The Man doesn't own all of DNS - ccTLDs anyone? Nor do they have jurisdiction over anything not on their territory. They may as well revert to guerrilla warfare, if, say WikiLeaks relocates to Iceland, or better - private island. Oh, and all those soldiers marching to the base - napalm them, live on the web, with audio. Or an anti-nuclear bunker...
Ad hominem attacks on the freedom fighters of the new generation, based on ancient and irrelevant to the matter stereotypes. I bow at at your discussion skills/
War's object is more perfect peace.
PS I think slashdot ate my previous attempt at posting this, but I'm not certain, so please excuse me for dupes.

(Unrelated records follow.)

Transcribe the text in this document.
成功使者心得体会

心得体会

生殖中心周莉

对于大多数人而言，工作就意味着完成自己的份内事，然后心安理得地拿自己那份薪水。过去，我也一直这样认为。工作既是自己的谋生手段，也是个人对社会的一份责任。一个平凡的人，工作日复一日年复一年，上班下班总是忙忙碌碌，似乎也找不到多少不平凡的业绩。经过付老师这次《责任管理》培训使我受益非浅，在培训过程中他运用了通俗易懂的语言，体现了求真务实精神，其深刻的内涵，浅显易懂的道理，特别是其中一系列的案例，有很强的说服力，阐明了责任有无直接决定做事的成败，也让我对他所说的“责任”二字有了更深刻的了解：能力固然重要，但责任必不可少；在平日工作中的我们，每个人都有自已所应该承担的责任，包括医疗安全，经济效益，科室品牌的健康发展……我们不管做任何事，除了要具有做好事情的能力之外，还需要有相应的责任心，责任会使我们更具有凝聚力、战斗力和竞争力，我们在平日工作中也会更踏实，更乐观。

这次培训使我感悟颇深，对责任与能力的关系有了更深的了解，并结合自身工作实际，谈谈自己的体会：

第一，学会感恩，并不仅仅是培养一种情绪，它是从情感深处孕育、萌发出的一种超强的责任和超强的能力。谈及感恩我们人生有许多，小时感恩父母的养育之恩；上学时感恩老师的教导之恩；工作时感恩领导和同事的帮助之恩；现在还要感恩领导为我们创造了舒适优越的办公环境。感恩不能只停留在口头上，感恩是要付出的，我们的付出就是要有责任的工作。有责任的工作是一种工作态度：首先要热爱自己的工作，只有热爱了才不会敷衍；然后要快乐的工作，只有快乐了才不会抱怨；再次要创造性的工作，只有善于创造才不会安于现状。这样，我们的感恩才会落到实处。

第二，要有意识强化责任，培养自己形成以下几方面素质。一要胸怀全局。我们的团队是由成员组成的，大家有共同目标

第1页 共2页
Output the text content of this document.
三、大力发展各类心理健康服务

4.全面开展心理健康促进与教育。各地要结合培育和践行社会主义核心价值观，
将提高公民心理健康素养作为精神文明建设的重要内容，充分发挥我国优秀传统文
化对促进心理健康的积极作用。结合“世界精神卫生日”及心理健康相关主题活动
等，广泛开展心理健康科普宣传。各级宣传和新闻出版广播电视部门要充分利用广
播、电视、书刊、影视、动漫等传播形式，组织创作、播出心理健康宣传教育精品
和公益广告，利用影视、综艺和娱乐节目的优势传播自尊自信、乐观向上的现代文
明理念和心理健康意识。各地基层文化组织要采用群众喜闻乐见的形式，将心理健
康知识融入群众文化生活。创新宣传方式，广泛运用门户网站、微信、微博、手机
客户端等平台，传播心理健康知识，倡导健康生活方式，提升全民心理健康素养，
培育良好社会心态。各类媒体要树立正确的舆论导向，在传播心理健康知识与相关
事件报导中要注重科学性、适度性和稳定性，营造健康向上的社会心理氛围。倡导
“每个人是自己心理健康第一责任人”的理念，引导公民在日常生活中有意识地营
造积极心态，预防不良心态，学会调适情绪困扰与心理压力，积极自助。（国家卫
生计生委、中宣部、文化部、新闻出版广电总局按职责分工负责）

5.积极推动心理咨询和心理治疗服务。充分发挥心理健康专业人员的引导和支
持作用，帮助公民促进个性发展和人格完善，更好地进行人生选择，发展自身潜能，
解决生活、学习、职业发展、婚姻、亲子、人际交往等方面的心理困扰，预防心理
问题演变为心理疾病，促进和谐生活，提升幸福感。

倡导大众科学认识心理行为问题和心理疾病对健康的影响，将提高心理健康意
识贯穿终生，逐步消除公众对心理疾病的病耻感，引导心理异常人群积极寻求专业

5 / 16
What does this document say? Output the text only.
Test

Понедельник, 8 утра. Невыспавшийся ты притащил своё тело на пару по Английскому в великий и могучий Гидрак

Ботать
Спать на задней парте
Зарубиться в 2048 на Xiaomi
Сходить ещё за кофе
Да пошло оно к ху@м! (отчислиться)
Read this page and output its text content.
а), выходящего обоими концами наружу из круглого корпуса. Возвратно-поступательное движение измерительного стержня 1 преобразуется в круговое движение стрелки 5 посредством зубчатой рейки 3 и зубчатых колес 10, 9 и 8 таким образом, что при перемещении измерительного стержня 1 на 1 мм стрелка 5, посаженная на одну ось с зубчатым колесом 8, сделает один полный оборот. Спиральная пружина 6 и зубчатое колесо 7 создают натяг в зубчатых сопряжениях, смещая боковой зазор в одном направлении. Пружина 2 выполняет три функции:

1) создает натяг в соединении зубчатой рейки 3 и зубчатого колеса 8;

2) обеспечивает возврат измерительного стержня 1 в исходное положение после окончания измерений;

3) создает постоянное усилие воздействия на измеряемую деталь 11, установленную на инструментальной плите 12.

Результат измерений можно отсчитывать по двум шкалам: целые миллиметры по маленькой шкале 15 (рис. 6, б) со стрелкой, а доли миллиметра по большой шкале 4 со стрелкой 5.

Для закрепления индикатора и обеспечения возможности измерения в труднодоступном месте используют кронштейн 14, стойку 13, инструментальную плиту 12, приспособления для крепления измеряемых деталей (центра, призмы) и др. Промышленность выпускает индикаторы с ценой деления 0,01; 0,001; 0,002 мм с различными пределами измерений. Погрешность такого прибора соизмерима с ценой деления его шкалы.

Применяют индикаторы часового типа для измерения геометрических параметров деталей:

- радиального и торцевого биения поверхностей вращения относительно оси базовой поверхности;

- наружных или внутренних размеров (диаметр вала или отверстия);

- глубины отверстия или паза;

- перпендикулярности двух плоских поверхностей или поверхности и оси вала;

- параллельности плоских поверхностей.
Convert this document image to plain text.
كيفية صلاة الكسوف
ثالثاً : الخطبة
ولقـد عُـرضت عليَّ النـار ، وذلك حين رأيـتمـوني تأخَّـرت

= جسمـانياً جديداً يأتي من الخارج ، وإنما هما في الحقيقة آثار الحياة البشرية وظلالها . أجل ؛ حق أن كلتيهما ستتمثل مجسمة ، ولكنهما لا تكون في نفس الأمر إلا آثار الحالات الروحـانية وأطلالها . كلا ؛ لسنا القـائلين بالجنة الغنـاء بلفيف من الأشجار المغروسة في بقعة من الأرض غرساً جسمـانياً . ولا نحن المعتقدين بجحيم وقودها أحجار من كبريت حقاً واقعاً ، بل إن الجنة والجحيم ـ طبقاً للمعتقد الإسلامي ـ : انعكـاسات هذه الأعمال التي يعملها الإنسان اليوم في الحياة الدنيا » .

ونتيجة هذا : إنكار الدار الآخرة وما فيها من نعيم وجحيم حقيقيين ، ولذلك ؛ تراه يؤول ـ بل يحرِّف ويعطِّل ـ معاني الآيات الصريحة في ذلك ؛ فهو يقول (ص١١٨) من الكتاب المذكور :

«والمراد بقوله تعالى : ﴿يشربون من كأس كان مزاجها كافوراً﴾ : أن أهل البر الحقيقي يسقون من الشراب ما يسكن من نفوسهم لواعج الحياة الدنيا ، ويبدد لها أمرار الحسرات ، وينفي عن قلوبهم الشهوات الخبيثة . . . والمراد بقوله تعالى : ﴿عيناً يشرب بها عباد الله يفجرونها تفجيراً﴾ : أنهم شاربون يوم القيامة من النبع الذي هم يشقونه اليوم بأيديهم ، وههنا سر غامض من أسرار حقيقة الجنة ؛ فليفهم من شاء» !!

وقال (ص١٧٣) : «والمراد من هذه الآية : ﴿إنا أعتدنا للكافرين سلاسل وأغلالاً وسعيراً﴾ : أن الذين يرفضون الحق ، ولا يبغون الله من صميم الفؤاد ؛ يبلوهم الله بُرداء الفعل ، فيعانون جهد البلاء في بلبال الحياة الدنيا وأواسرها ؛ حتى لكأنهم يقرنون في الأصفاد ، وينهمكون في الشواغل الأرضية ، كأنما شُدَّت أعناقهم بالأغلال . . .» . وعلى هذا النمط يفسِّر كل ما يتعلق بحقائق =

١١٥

Sorry for self-replying. The certs verifying The DNS records, and the certs distributed via DNS are signed by the hosting provider cert, which is in turn signed by upstream ISPs. If a hosting provider allows abusing the trust the hosting space brings, the hosting provider cert is revoked, leaving him without DDoS protection. So he has to choose - host DDoS attacks, and get hit by them (rendering the aforementioned hosting pointless (oh the irony, a DDoS server host gets DDoSed by a botnet)), or keep it clean making sure that DDoS attacks don't go in or out. If he tries to make a business model out of DDoSing, assuming there is no one able/willing to attack, the hosting provider just gets blackholed.
Verify and encrypt, PKs in DNS records, the network control protocol for anti-DDoS.
Wars object is more perfect peace.
Throttle down the chain - access will be slow, but certain. The service can blacklist invalid sessions and inform the network about it, cutting off the nodes creating problems.